Posterior quadratus lumborum versus transversus abdominis plane block for inguinal hernia repair: a prospective randomized controlled study
Background and objectives
We aimed to compare the analgesic effects of both posterior (type 2) Quadratus Lumborum Block (QLB) and Transversus Abdominis Plane Block (TAPB) compared to spinal anesthesia alone for postoperative pain management in inguinal hernia repair.
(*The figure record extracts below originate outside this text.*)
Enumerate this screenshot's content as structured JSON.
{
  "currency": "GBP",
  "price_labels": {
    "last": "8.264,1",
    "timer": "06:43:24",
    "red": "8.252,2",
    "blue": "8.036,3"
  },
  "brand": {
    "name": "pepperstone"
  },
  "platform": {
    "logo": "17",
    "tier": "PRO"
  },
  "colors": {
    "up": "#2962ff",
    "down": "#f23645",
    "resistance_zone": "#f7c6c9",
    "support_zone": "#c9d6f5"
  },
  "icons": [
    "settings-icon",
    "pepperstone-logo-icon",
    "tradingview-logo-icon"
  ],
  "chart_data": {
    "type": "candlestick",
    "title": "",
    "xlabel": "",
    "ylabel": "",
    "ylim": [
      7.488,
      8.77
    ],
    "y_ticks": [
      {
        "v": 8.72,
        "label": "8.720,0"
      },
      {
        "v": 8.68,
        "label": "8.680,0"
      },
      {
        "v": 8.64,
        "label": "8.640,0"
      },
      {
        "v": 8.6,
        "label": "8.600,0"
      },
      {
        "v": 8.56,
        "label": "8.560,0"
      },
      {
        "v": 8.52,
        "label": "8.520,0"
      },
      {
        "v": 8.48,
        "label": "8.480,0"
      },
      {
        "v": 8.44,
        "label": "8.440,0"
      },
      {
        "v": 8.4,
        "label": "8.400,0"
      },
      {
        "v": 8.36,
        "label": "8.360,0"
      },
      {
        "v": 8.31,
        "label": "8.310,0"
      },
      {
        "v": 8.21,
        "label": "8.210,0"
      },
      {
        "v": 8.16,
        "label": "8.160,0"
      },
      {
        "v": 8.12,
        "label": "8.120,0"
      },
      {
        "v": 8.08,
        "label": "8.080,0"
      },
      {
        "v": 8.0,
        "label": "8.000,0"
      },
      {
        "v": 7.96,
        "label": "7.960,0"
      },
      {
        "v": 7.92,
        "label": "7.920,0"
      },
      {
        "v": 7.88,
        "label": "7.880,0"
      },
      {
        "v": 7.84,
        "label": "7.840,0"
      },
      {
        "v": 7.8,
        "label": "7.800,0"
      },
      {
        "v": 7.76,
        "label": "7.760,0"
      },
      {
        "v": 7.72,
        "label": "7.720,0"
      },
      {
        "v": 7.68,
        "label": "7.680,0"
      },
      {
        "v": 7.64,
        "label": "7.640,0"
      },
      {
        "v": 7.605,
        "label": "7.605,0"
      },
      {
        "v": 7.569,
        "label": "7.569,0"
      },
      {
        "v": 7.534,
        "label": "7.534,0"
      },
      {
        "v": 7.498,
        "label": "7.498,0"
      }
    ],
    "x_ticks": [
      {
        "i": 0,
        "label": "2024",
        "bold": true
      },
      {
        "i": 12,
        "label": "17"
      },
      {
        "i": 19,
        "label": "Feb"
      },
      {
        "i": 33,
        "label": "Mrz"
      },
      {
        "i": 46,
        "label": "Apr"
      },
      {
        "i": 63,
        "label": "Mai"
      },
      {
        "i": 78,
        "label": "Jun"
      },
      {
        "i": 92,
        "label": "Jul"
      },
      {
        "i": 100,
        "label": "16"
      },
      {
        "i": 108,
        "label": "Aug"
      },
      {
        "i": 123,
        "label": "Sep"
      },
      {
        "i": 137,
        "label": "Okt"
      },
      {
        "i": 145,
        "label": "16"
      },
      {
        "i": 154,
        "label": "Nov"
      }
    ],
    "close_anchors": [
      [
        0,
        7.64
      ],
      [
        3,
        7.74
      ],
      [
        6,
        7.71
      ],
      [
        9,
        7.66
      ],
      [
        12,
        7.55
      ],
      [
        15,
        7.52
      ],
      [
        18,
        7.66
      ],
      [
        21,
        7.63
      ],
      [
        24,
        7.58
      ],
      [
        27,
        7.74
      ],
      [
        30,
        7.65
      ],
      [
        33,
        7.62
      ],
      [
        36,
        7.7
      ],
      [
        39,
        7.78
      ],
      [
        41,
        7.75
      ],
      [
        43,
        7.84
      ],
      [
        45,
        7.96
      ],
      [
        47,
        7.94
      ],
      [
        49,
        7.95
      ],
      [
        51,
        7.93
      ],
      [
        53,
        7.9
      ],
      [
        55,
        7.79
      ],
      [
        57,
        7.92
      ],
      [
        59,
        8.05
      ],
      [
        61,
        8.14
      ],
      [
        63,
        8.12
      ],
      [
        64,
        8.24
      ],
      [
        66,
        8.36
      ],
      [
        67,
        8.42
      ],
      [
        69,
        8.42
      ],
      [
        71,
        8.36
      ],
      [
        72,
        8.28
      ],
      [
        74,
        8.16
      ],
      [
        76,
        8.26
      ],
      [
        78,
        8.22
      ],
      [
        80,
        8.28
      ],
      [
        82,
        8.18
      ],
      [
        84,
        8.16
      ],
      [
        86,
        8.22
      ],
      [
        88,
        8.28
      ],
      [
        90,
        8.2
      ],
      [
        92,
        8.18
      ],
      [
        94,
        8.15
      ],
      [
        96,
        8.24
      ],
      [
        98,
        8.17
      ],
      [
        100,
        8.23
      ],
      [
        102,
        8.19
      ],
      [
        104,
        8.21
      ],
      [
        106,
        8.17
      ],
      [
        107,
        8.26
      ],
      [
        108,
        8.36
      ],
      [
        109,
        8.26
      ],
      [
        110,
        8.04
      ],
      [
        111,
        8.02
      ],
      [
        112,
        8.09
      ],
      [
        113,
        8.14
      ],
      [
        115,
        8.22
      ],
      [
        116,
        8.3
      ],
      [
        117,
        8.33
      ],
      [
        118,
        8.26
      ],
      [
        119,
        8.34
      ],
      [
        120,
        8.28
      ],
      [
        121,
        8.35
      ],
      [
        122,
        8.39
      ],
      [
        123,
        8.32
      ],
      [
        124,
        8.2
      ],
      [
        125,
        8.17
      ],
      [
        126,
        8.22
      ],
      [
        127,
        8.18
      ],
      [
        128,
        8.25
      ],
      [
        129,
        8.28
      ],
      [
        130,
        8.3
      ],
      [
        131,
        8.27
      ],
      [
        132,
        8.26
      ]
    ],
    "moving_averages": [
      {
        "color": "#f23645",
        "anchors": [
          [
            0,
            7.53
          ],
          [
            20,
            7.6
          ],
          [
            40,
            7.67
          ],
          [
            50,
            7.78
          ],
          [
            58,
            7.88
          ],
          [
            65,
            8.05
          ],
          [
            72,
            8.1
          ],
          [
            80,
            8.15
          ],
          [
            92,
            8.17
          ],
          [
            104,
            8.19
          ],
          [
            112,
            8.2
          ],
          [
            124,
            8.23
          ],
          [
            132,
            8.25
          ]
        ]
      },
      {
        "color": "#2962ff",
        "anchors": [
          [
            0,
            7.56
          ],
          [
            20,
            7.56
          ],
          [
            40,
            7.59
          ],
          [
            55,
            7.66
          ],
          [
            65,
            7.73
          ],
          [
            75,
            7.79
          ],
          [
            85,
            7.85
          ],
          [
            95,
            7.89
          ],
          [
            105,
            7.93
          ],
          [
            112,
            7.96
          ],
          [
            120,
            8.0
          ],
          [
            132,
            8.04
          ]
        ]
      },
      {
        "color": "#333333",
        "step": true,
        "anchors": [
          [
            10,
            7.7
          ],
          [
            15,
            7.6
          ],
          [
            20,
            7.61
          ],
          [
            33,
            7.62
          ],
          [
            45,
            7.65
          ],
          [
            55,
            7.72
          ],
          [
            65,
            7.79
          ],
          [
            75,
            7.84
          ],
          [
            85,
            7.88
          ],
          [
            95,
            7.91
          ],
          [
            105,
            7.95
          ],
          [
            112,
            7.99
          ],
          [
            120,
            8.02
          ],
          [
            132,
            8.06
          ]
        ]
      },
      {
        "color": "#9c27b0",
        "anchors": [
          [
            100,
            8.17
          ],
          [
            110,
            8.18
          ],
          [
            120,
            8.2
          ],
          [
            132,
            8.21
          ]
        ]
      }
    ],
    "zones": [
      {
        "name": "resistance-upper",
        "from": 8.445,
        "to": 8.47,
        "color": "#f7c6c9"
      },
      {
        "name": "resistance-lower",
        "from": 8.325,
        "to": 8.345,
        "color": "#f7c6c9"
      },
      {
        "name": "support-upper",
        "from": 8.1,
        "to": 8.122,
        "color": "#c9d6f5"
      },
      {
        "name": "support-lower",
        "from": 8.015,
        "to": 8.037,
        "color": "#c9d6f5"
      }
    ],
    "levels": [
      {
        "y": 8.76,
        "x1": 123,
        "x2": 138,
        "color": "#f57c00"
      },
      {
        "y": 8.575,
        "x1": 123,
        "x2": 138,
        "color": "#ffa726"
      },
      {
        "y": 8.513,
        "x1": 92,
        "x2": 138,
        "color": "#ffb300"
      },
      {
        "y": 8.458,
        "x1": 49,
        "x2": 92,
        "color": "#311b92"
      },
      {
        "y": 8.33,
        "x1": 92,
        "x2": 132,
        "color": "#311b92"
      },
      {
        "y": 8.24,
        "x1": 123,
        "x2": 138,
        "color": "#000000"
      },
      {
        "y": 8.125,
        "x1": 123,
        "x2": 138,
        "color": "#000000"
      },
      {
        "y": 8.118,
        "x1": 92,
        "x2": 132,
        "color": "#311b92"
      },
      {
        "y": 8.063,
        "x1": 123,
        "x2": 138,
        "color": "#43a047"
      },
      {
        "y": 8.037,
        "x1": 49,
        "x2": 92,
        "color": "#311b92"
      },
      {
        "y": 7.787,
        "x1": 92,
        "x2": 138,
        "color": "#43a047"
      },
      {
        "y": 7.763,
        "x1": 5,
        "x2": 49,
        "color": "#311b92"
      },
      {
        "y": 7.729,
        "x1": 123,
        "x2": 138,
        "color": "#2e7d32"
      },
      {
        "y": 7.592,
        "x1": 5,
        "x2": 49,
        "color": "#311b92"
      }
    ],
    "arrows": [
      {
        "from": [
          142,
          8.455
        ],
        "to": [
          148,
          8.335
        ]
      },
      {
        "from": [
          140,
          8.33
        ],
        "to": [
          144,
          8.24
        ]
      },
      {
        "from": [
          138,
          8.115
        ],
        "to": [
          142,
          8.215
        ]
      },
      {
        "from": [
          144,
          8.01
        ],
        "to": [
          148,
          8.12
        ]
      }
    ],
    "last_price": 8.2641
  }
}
This study enrolled 63 patients scheduled for open inguinal hernia repair. The eligibility criteria were undergoing elective unilateral inguinal hernia repair surgery, having an American Society of Anesthesiologists (ASA) status score of 1, 2, or 3, and not suffering from any chronic pain condition. Group S patients received spinal anesthetics and no additional analgesic treatments. Group T patients received TAPB, and Group Q patients received QLB as analgesic technique in addition to spinal anesthetics.
The pain scores at 6 (VAS 6) and 24 hours (VAS 24) were significantly different between groups (p < 0.01). Additionally, the sensory and motor block levels were significantly different between groups (p < 0.05). Multiple comparison tests showed that patients in Group Q had significantly higher sensory and motor block levels (p < 0.01 compared with Group S; p < 0.05 compared with Group T). Opioid consumption was significantly different between Groups Q and S (p < 0.01) after surgery.
Our findings show that both blocks are similarly effective for the management of postoperative pain compared to spinal anesthesia alone for inguinal hernia repair. We found that QLB resulted in a significant cranial spread compared to TAPB. Opioid consumption in QLB was significantly lower than that in controls but similar to that in TAPB.